I think this might be my fourth draft about ONS (Open Notification Service). The first was for the initial announcement, the second for the milestone of sending 1 billion notifications, and now this one. Neither of the earlier drafts made it to the website for one reason or another, so I hope this version covers everything and more.

Before founding P Foundation, I was an early cloud adopter, going back to Google App Engine in 2008-9, and I continued to use the cloud for most projects. But when I started P Foundation in 2021, we made a deliberate, day-one decision to build and operate our own infrastructure end-to-end: from the network layer to the hardware, and eventually run our own data centers.

Control, Privacy, and Scale

From the outset we kept our use of public cloud minimal and intentional. As a nonprofit, we couldn’t justify locking ourselves into high recurring costs or vendor dependencies for core workloads. We chose to own and run what matters, and avoid deep reliance on the public cloud. When DHH and 37signals publicly detailed their own decision to step back from the cloud in October 2022 (see “Why we’re leaving the cloud”), it simply validated a path we were already on.

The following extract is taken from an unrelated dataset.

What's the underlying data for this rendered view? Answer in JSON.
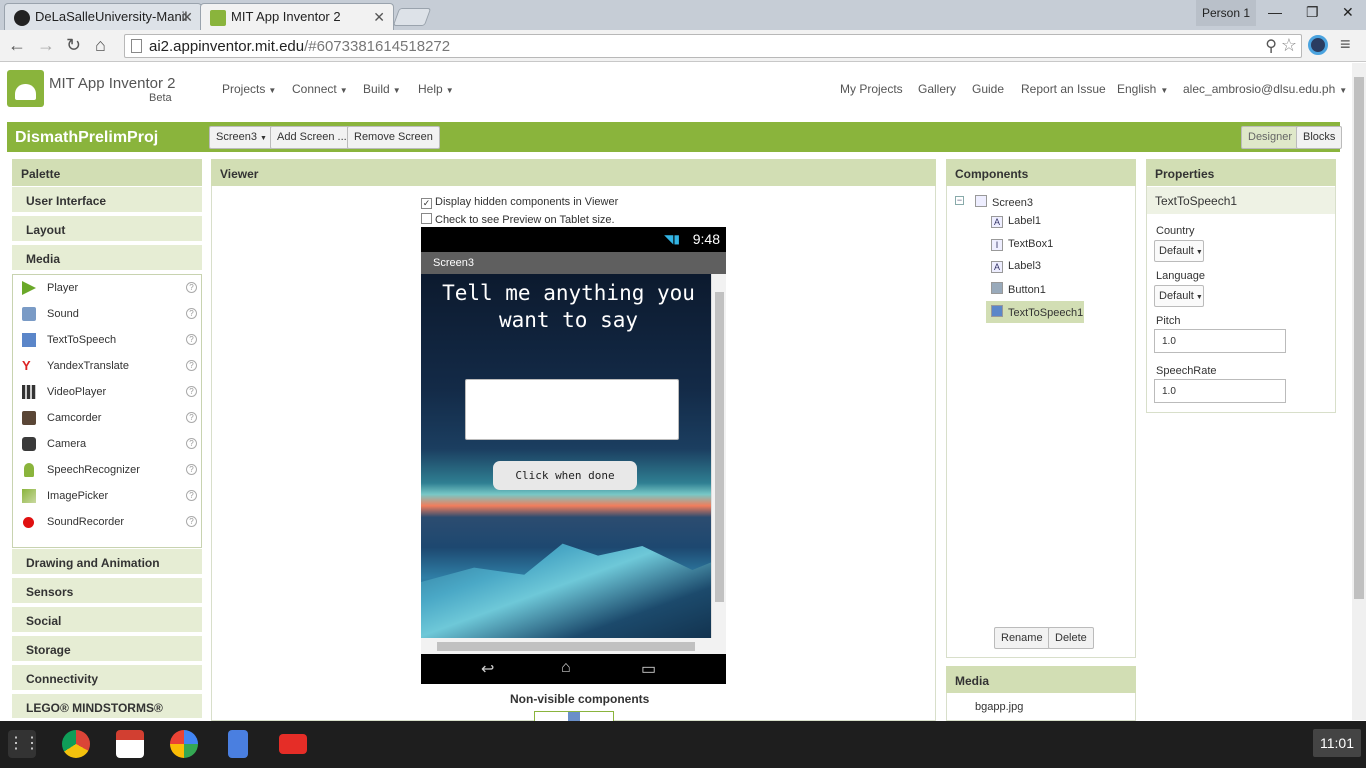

By owning our infrastructure, we have real cost control. We know exactly what we spend on hardware, power, and bandwidth, no surprise line items, no “forensic accounting” to decode a monthly bill. One‑time investments in servers and networking gear translate into predictable Opex, and the savings go straight back into the mission. In short: owning keeps us in charge of our budget.

Data Sovereignty

Cost wasn’t the only driver. Data sovereignty and operational independence were, and are, central. We support independent media worldwide and often handle sensitive information. Parking that data in hyperscale clouds can subject it to external jurisdictions and policies outside our control. Running on hardware we choose, in locations we choose, gives us clarity over where assets live and who can access them.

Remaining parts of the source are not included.